April 1 (Reuters) - Foreign investors turned net sellers of Japanese equities in the week ended March 26, as concerns about fresh lockdowns in Europe due to rising coronavirus cases stoked fears of a slowdown in economic recovery.
Overseas investors sold a net 388.62 billion yen ($3.51 billion) worth of stocks last week, the biggest since the week ended Feb. 26, data from Japanese exchanges showed.
They sold a net 372.98 billion yen in cash equities markets and 15.64 billion yen worth of derivatives.
Fresh lockdowns in Germany and France rattled investors confidence about a faster global recovery, prompting some to book profits in Japanese shares last week, which were trading near a 30-year high.

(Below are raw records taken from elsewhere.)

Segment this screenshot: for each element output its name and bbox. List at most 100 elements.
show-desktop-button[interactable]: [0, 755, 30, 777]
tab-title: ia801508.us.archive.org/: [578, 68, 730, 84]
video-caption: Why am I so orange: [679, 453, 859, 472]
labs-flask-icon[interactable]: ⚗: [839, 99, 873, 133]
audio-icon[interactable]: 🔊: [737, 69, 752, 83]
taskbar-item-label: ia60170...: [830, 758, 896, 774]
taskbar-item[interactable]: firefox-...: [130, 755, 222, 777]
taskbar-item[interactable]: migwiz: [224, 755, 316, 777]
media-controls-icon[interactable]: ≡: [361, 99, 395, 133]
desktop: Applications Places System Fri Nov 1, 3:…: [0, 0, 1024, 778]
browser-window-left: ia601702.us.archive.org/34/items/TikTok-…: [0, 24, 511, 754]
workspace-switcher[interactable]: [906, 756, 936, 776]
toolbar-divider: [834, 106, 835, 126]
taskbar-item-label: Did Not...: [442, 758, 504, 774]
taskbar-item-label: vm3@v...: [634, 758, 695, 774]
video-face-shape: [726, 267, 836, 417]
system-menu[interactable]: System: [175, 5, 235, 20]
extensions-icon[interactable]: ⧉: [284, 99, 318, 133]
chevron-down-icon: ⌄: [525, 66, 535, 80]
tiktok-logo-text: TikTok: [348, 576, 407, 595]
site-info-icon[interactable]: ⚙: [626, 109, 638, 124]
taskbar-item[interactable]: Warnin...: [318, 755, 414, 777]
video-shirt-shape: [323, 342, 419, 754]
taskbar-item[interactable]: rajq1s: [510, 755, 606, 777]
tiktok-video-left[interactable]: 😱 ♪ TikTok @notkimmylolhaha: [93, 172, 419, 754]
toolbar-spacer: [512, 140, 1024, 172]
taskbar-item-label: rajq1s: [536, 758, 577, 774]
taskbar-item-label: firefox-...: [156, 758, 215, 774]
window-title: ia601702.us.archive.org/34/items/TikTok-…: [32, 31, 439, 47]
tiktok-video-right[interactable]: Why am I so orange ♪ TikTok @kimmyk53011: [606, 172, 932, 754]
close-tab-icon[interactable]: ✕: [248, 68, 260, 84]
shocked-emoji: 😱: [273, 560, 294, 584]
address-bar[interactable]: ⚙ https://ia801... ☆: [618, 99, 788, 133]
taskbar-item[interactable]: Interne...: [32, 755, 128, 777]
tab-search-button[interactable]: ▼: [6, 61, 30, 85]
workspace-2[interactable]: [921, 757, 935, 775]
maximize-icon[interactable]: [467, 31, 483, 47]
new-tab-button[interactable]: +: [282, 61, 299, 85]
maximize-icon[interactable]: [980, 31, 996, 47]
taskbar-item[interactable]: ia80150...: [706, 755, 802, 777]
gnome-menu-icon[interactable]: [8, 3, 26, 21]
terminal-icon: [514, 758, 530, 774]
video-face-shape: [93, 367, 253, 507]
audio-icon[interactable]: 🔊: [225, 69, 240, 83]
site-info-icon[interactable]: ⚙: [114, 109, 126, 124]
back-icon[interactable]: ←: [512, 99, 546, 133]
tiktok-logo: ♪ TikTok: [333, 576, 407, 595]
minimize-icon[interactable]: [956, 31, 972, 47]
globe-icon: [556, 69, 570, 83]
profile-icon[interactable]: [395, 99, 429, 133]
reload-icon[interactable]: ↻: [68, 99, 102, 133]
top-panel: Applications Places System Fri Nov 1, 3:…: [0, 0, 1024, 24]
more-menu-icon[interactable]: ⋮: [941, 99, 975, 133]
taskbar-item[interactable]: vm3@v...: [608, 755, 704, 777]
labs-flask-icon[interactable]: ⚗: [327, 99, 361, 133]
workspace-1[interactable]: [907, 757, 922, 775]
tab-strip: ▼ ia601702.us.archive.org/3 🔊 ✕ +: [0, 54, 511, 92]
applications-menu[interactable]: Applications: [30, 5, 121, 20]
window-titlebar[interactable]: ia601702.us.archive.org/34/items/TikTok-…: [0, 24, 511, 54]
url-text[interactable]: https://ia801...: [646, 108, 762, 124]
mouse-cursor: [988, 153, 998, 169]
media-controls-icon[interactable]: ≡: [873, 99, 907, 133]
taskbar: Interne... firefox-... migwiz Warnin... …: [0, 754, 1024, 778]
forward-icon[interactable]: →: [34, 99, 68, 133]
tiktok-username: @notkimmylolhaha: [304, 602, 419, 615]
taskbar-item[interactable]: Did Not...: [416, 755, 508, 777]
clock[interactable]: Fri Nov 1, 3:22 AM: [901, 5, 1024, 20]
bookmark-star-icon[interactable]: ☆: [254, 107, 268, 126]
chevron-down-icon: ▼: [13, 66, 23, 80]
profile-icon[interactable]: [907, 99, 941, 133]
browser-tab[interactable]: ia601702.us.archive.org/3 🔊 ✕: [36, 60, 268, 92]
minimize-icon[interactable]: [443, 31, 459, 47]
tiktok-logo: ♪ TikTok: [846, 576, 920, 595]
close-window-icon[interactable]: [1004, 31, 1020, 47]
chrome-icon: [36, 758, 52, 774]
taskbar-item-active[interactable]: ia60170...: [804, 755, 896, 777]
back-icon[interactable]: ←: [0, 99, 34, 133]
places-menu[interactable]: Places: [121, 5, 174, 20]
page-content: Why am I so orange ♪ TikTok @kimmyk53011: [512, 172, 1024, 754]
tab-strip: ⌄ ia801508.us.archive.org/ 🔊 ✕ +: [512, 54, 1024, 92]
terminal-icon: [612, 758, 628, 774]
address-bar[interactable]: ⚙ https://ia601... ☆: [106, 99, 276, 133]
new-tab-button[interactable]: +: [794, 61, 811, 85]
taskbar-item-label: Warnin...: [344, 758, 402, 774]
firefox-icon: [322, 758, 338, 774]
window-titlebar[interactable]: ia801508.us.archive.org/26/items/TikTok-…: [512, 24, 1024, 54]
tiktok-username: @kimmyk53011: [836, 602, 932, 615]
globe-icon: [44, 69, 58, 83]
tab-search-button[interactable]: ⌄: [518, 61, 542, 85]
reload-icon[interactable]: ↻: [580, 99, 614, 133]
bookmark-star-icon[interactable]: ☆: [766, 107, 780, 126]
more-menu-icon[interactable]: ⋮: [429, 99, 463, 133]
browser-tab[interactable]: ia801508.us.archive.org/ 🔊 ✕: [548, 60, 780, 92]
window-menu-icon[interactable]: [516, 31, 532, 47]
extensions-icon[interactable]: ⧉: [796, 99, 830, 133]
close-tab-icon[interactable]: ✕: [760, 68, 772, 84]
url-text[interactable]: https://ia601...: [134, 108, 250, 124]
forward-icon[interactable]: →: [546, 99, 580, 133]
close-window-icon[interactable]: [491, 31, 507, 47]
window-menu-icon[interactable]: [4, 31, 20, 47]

The Nikkei share average dropped 2.1% last week and the Topix index slipped 1.4%.
Japanese indexes are mixed this week with the Nikkei index up about 0.7%, while the Topix index has shed 1.3%, dragged down by financial stocks.
A growing uncertainty about the fallout from the margin calls that brought down New York-based hedge fund Archegos Capital has pulled down financial shares, in particular.
Meanwhile, Japanese investors sold overseas equities worth 368 billion yen last week, the biggest in four weeks, finance ministry data showed.